Arriving late to the morning’s coffee at Cafe Kavavita, Butterfly said, “It seemed to take an eternity to get here.” Settling in with her latte next to Earthworm and Grasshopper, she added, “There was an accident on the bridge blocking both lanes and they had us detoured across the river at Pepper’s Ferry.”
“Eternity must be a pretty short time then,” said Grasshopper.
“That’s not what I meant!” said Butterfly, throwing a stern look at Grasshopper.
“So, what is eternity?” asked Earthworm, “and while we’re at it, what is infinity?”
“Eternity’s such a terrible idea” said Grasshopper. “I mean, after all, where’s it all going to end? I think I’m going to need another cup of Americano before we get very deep into this one,” he said and headed back inside for a refill.
“I’ve never been able to wrap my head around the idea of infinity,” said B. “I’m not sure that it’s humanly possible.”
“Infinity may not be an earthly concept,” said Earthworm, “but we can imagine God as infinite.”
“I think I can handle that,” grinned Grasshopper, returning to his seat, coffee in hand.
“If God is infinite, eternity must live within that divine infinity,” said Earthworm, pontificating. “What else lives within God and his infinity?”
“All the universe,” said Grasshopper. “Hundreds of billions of billions of stars, maybe an infinite number of stars scattered across never-ending space.”
“What of time?” asked Earthworm.
“All of time must exist inside God,” said Grasshopper, “all of history, of what is yet to come.”

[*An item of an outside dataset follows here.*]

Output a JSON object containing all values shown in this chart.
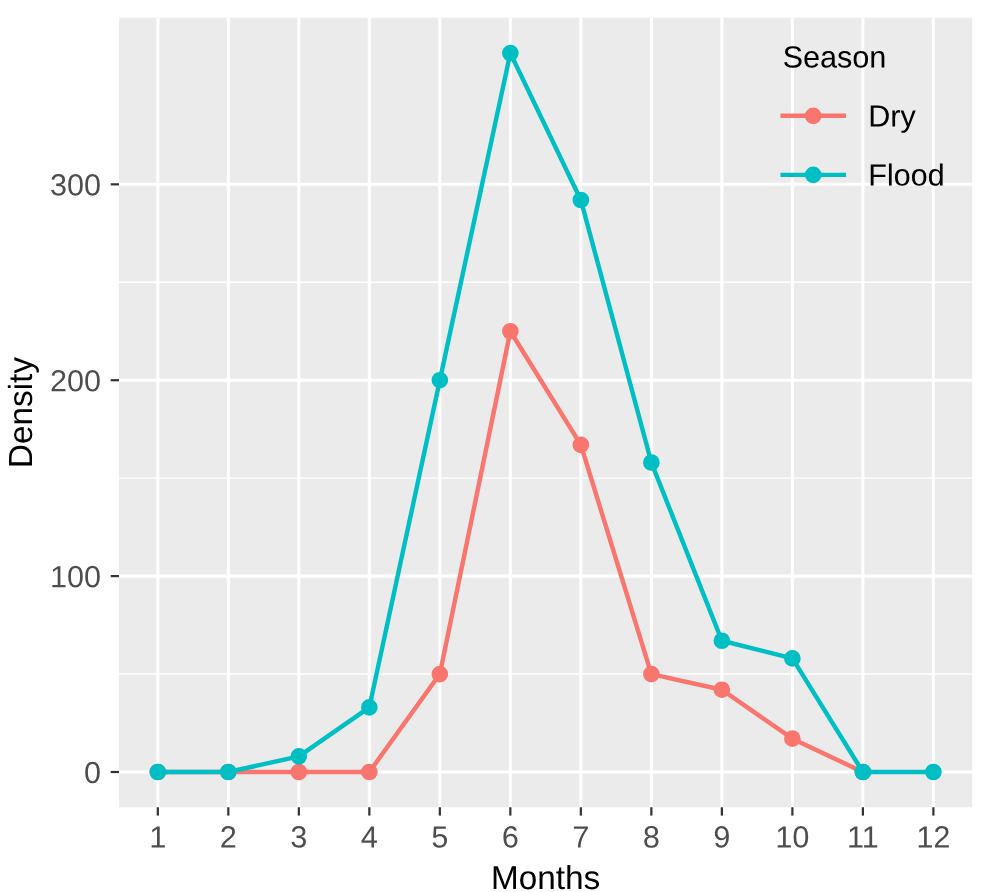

“All the past, all the future, and this very moment,” said Butterfly. “Especially this very moment, must be embedded in God’s eternity. Infinite God holds infinite time in his hands.” She paused for a sip of her latte then blurted out, “Wait, wait, hold it! Now I’ve got it,” and she began to quote, “To see the world in a grain of sand, and to see heaven in a wild flower, hold infinity in the palm of your hands, and eternity in an hour.”
“Good,” said Grasshopper.
“Excellent,” said Earthworm, “but what does that mean?”
“That the smallest moment, the tiniest grain of sand, the silliest thought in my noggin, are all part of eternity, all part of God’s infinity.”
“And what of knowledge?” asked Earthworm.
“Infinite knowledge,” said Grasshopper, “ all residing in my father. No wisdom, no experiences, no ideas are ever lost but stored in God’s eternity.”
“And what of us, we happy band of children?”
“We are the children of God and he is our father,” said Grasshopper. “God is spirit, eternal spirit.”
“God is a Spirit: and they that worship him must worship him in spirit and in truth,” quoted Butterfly, proud of herself.
“I am made in the image of my father,” said Earthworm. “As spirit I doubt if God has human hands or feet…”
“So I must be spirit as well!” said Butterfly. “I am made of the stuff of God, eternal infinite spirit. My spirit, my individualized bit of God, that part of God known as Butterfly—or Earthworm, or Grasshopper—must partake of the eternal infinity of God. Although my life may seem bounded by a sleep, my spirit never dies.”
“The soul is infinite,” said Earthworm.
“My soul is as infinite as the universe and extends to the farthest reach of my father’s being,” said Grasshopper.
“Kahlil Gibran,” said Butterfly. “I existed from all eternity and, behold, I am here; and I shall exist till the end of time, for my being has no end.”
“We are the children of infinite eternity,” said Grasshopper.
“I have said, Ye are gods; and all of you are children of the most High,” said Earthworm, it being his turn to quote.